Mark Whitehouse spells out how the richest benefit from our current tax system:

Taken together, the capital-gains and inheritance-tax breaks were worth more than $200 billion in 2013, the Congressional Budget Office estimated. The benefits accrued almost entirely to the rich: They boosted the after-tax income of the top 1 percent by more than 6 percent, and had an almost negligible effect on the lowest-earning 40 percent of U.S. households.

Andrew Flowers provides more background on capital gains:

According to the Congressional Budget Office, as of 2011, the top 1 percent of income earners in the U.S. get more than a third of their income from capital gains.

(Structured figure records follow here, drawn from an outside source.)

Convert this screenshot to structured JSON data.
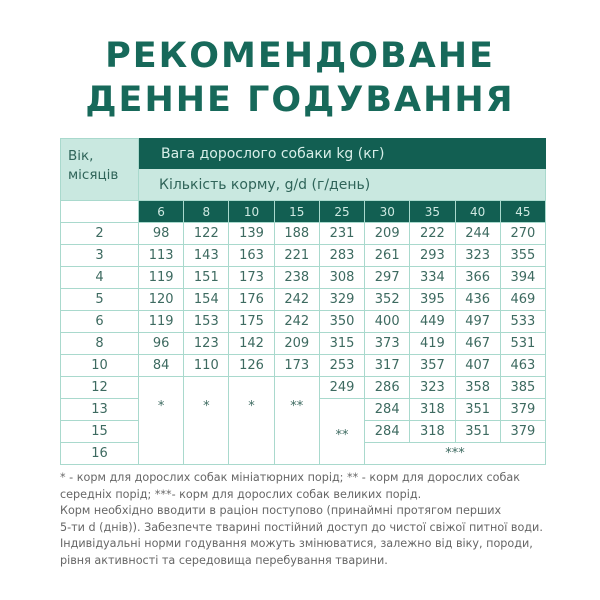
{
  "title": {
    "line1": "РЕКОМЕНДОВАНЕ",
    "line2": "ДЕННЕ ГОДУВАННЯ"
  },
  "table": {
    "age_header": "Вік, місяців",
    "weight_header": "Вага дорослого собаки kg (кг)",
    "amount_header": "Кількість корму, g/d (г/день)",
    "weights": [
      "6",
      "8",
      "10",
      "15",
      "25",
      "30",
      "35",
      "40",
      "45"
    ],
    "rows": [
      {
        "age": "2",
        "values": [
          "98",
          "122",
          "139",
          "188",
          "231",
          "209",
          "222",
          "244",
          "270"
        ]
      },
      {
        "age": "3",
        "values": [
          "113",
          "143",
          "163",
          "221",
          "283",
          "261",
          "293",
          "323",
          "355"
        ]
      },
      {
        "age": "4",
        "values": [
          "119",
          "151",
          "173",
          "238",
          "308",
          "297",
          "334",
          "366",
          "394"
        ]
      },
      {
        "age": "5",
        "values": [
          "120",
          "154",
          "176",
          "242",
          "329",
          "352",
          "395",
          "436",
          "469"
        ]
      },
      {
        "age": "6",
        "values": [
          "119",
          "153",
          "175",
          "242",
          "350",
          "400",
          "449",
          "497",
          "533"
        ]
      },
      {
        "age": "8",
        "values": [
          "96",
          "123",
          "142",
          "209",
          "315",
          "373",
          "419",
          "467",
          "531"
        ]
      },
      {
        "age": "10",
        "values": [
          "84",
          "110",
          "126",
          "173",
          "253",
          "317",
          "357",
          "407",
          "463"
        ]
      }
    ],
    "late_rows": {
      "ages": [
        "12",
        "13",
        "15",
        "16"
      ],
      "mini_marks": [
        "*",
        "*",
        "*",
        "**"
      ],
      "r12_25": "249",
      "medium_mark": "**",
      "r12": [
        "286",
        "323",
        "358",
        "385"
      ],
      "r13": [
        "284",
        "318",
        "351",
        "379"
      ],
      "r15": [
        "284",
        "318",
        "351",
        "379"
      ],
      "large_mark": "***"
    }
  },
  "notes": [
    "* - корм для дорослих собак мініатюрних порід; ** - корм для дорослих собак",
    "середніх порід; ***- корм для дорослих собак великих порід.",
    "Корм необхідно вводити в раціон поступово (принаймні протягом перших",
    "5-ти d (днів)). Забезпечте тварині постійний доступ до чистої свіжої питної води.",
    "Індивідуальні норми годування можуть змінюватися, залежно від віку, породи,",
    "рівня активності та середовища перебування тварини."
  ],
  "colors": {
    "dark_green": "#125f52",
    "mint": "#c9e8e0",
    "grid": "#a9d9cd"
  }
}
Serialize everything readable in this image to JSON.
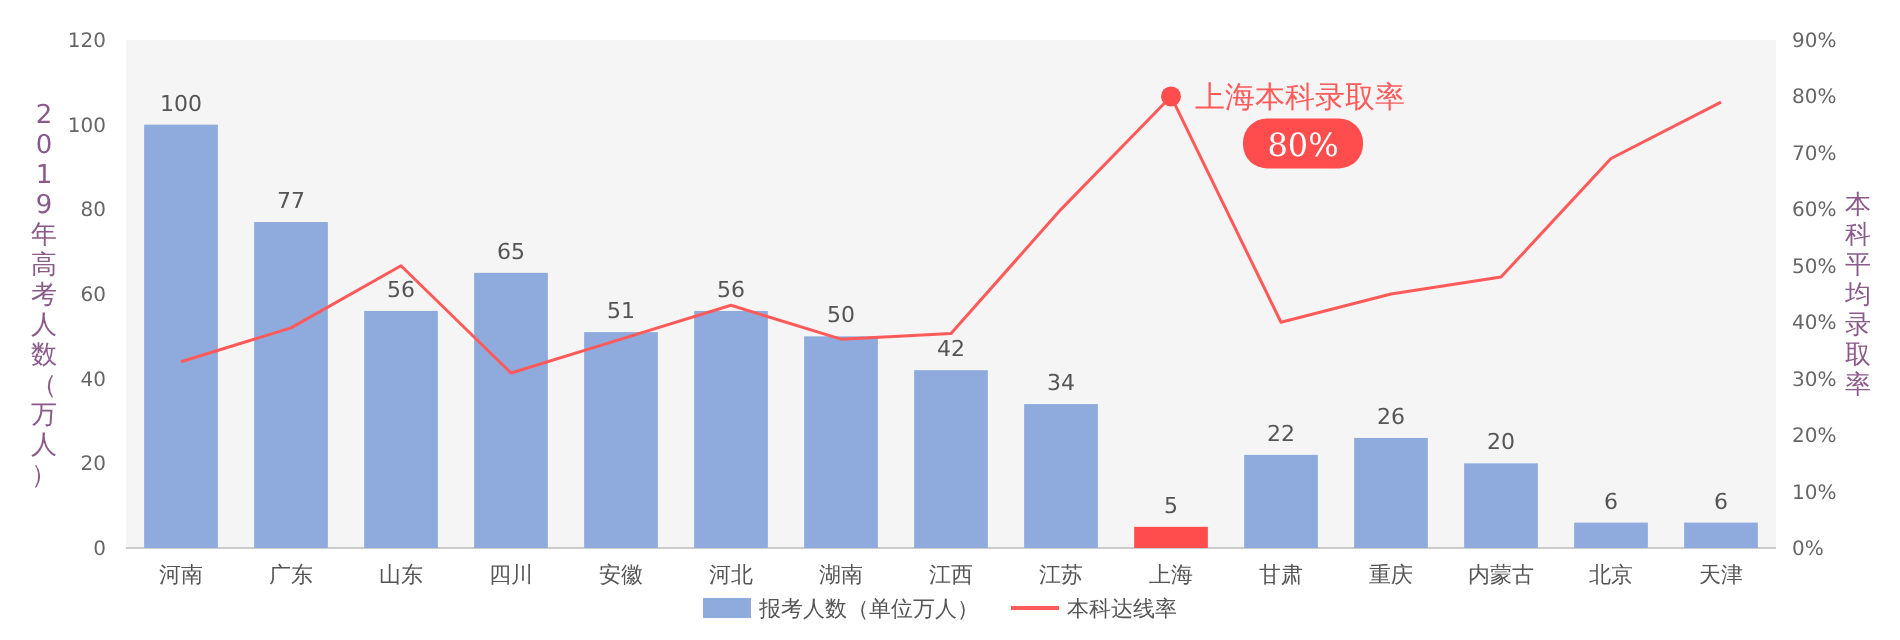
{
  "chart_data": {
    "type": "bar",
    "ylabel": "2019年高考人数（万人）",
    "y2label": "本科平均录取率",
    "categories": [
      "河南",
      "广东",
      "山东",
      "四川",
      "安徽",
      "河北",
      "湖南",
      "江西",
      "江苏",
      "上海",
      "甘肃",
      "重庆",
      "内蒙古",
      "北京",
      "天津"
    ],
    "series": [
      {
        "name": "报考人数（单位万人）",
        "color": "#8faadc",
        "colors": [
          "#8faadc",
          "#8faadc",
          "#8faadc",
          "#8faadc",
          "#8faadc",
          "#8faadc",
          "#8faadc",
          "#8faadc",
          "#8faadc",
          "#ff4d4d",
          "#8faadc",
          "#8faadc",
          "#8faadc",
          "#8faadc",
          "#8faadc"
        ],
        "values": [
          100,
          77,
          56,
          65,
          51,
          56,
          50,
          42,
          34,
          5,
          22,
          26,
          20,
          6,
          6
        ],
        "data_labels": true
      },
      {
        "name": "本科达线率",
        "type": "line",
        "axis": "y2",
        "color": "#ff5a5a",
        "values": [
          33,
          39,
          50,
          31,
          37,
          43,
          37,
          38,
          60,
          80,
          40,
          45,
          48,
          69,
          79
        ]
      }
    ],
    "ylim": [
      0,
      120
    ],
    "yticks": [
      0,
      20,
      40,
      60,
      80,
      100,
      120
    ],
    "y2lim": [
      0,
      90
    ],
    "y2ticks": [
      {
        "value": 0,
        "label": "0%"
      },
      {
        "value": 10,
        "label": "10%"
      },
      {
        "value": 20,
        "label": "20%"
      },
      {
        "value": 30,
        "label": "30%"
      },
      {
        "value": 40,
        "label": "40%"
      },
      {
        "value": 50,
        "label": "50%"
      },
      {
        "value": 60,
        "label": "60%"
      },
      {
        "value": 70,
        "label": "70%"
      },
      {
        "value": 80,
        "label": "80%"
      },
      {
        "value": 90,
        "label": "90%"
      }
    ],
    "annotations": [
      "上海本科录取率",
      "80%"
    ],
    "grid": false,
    "legend": "bottom",
    "marker": "none"
  }
}
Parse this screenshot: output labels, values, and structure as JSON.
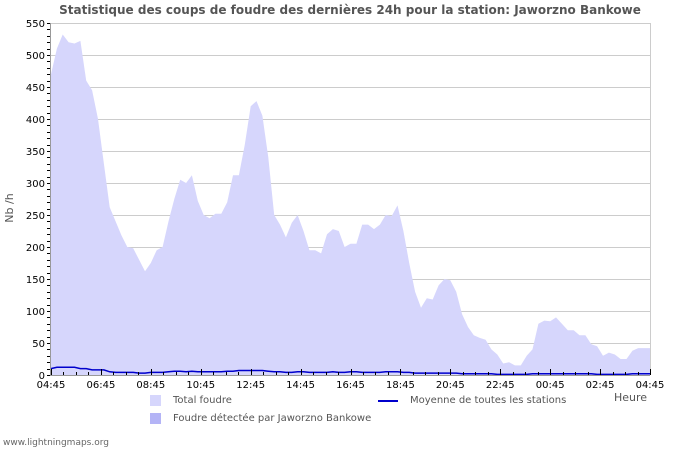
{
  "title": "Statistique des coups de foudre des dernières 24h pour la station: Jaworzno Bankowe",
  "footer": "www.lightningmaps.org",
  "legend": {
    "total": "Total foudre",
    "station": "Foudre détectée par Jaworzno Bankowe",
    "average": "Moyenne de toutes les stations"
  },
  "colors": {
    "total": "#d6d6fc",
    "station": "#b4b4f6",
    "average": "#0000cc",
    "grid": "#cccccc"
  },
  "chart_data": {
    "type": "area",
    "title": "Statistique des coups de foudre des dernières 24h pour la station: Jaworzno Bankowe",
    "xlabel": "Heure",
    "ylabel": "Nb /h",
    "ylim": [
      0,
      550
    ],
    "yticks": [
      0,
      50,
      100,
      150,
      200,
      250,
      300,
      350,
      400,
      450,
      500,
      550
    ],
    "xticks": [
      "04:45",
      "06:45",
      "08:45",
      "10:45",
      "12:45",
      "14:45",
      "16:45",
      "18:45",
      "20:45",
      "22:45",
      "00:45",
      "02:45",
      "04:45"
    ],
    "grid": true,
    "legend_position": "bottom",
    "x_step_minutes": 15,
    "series": [
      {
        "name": "Total foudre",
        "type": "area",
        "values": [
          470,
          510,
          532,
          520,
          518,
          522,
          460,
          445,
          400,
          330,
          262,
          240,
          218,
          200,
          198,
          180,
          162,
          175,
          195,
          200,
          240,
          275,
          305,
          300,
          312,
          272,
          250,
          245,
          252,
          252,
          270,
          312,
          312,
          360,
          420,
          428,
          405,
          340,
          250,
          235,
          215,
          238,
          250,
          225,
          195,
          195,
          190,
          220,
          228,
          225,
          200,
          205,
          205,
          235,
          235,
          228,
          235,
          250,
          248,
          265,
          225,
          175,
          130,
          105,
          120,
          118,
          140,
          150,
          148,
          130,
          95,
          75,
          62,
          58,
          55,
          40,
          32,
          18,
          20,
          15,
          15,
          30,
          40,
          80,
          85,
          84,
          90,
          80,
          70,
          70,
          62,
          62,
          48,
          45,
          30,
          35,
          32,
          25,
          25,
          38,
          42,
          42,
          42
        ]
      },
      {
        "name": "Foudre détectée par Jaworzno Bankowe",
        "type": "area",
        "values": []
      },
      {
        "name": "Moyenne de toutes les stations",
        "type": "line",
        "values": [
          10,
          12,
          12,
          12,
          12,
          10,
          10,
          8,
          8,
          8,
          5,
          4,
          4,
          4,
          4,
          3,
          3,
          4,
          4,
          4,
          5,
          6,
          6,
          5,
          6,
          5,
          5,
          5,
          5,
          5,
          6,
          6,
          7,
          7,
          7,
          7,
          7,
          6,
          5,
          5,
          4,
          4,
          5,
          5,
          4,
          4,
          4,
          4,
          5,
          4,
          4,
          5,
          5,
          4,
          4,
          4,
          4,
          5,
          5,
          5,
          4,
          4,
          3,
          3,
          3,
          3,
          3,
          3,
          3,
          3,
          2,
          2,
          2,
          2,
          2,
          2,
          1,
          1,
          1,
          1,
          1,
          1,
          2,
          2,
          2,
          2,
          2,
          2,
          2,
          2,
          2,
          2,
          2,
          1,
          1,
          1,
          1,
          1,
          1,
          2,
          2,
          2,
          2
        ]
      }
    ]
  }
}
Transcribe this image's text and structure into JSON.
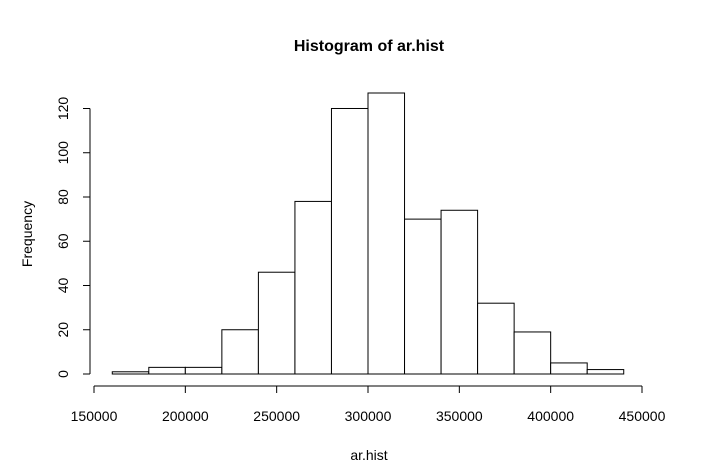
{
  "chart_data": {
    "type": "bar",
    "title": "Histogram of ar.hist",
    "xlabel": "ar.hist",
    "ylabel": "Frequency",
    "bin_edges": [
      160000,
      180000,
      200000,
      220000,
      240000,
      260000,
      280000,
      300000,
      320000,
      340000,
      360000,
      380000,
      400000,
      420000,
      440000
    ],
    "values": [
      1,
      3,
      3,
      20,
      46,
      78,
      120,
      127,
      70,
      74,
      32,
      19,
      5,
      2
    ],
    "xlim": [
      150000,
      450000
    ],
    "ylim": [
      0,
      127
    ],
    "xticks": [
      "150000",
      "200000",
      "250000",
      "300000",
      "350000",
      "400000",
      "450000"
    ],
    "yticks": [
      "0",
      "20",
      "40",
      "60",
      "80",
      "100",
      "120"
    ],
    "grid": false,
    "legend": "none"
  }
}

For context, the typical annual income for those in the top 1 percent is about $1.4 million.

In earning so much from the sale of investments, the wealthiest 1 percent are an outlier: 36 percent of their income comes from capital gains. Those with incomes in the 96th to 99th percentile — who earn about $300,000 per year — only earn about 10 percent of their income from investments. That share is even lower for those below the 90th percentile.

Annie Lowry looks at how Obama’s proposals would impact the Romneys:

Taken together, these proposals and others would not just take aim at the wealthiest earners in America. It would take aim at dynastic wealth – the accumulation of investment assets and their light-tax passage to the next generation. It is a timely concern, one thrust into the spotlight last year by Thomas Piketty and his surprise bestseller on inequality, Capital in the Twenty-First Century. Right now, American wealth inequality is primarily driven by American income inequality. Big earners purchase houses, stocks, businesses, and other assets that swell in value over time. Inheritances don’t actually figure much into the equation. In fact, wealth transfers as a proportion of overall net worth have fallen from 29 percent in 1989 to 19 percent in 2007. But in the future, inherited wealth stands to become a bigger and bigger deal, as all those corporate executives like Mitt pass away and pass their money on. Accenture, the consulting firm, anticipates a wave of transfers totaling more than $10 trillion coming in the next decades.

That means Obama’s proposal would not just tax Romney more heavily today, it would limit his ability to create dynastic wealth for his heirs. Robin Hood, I think, would approve.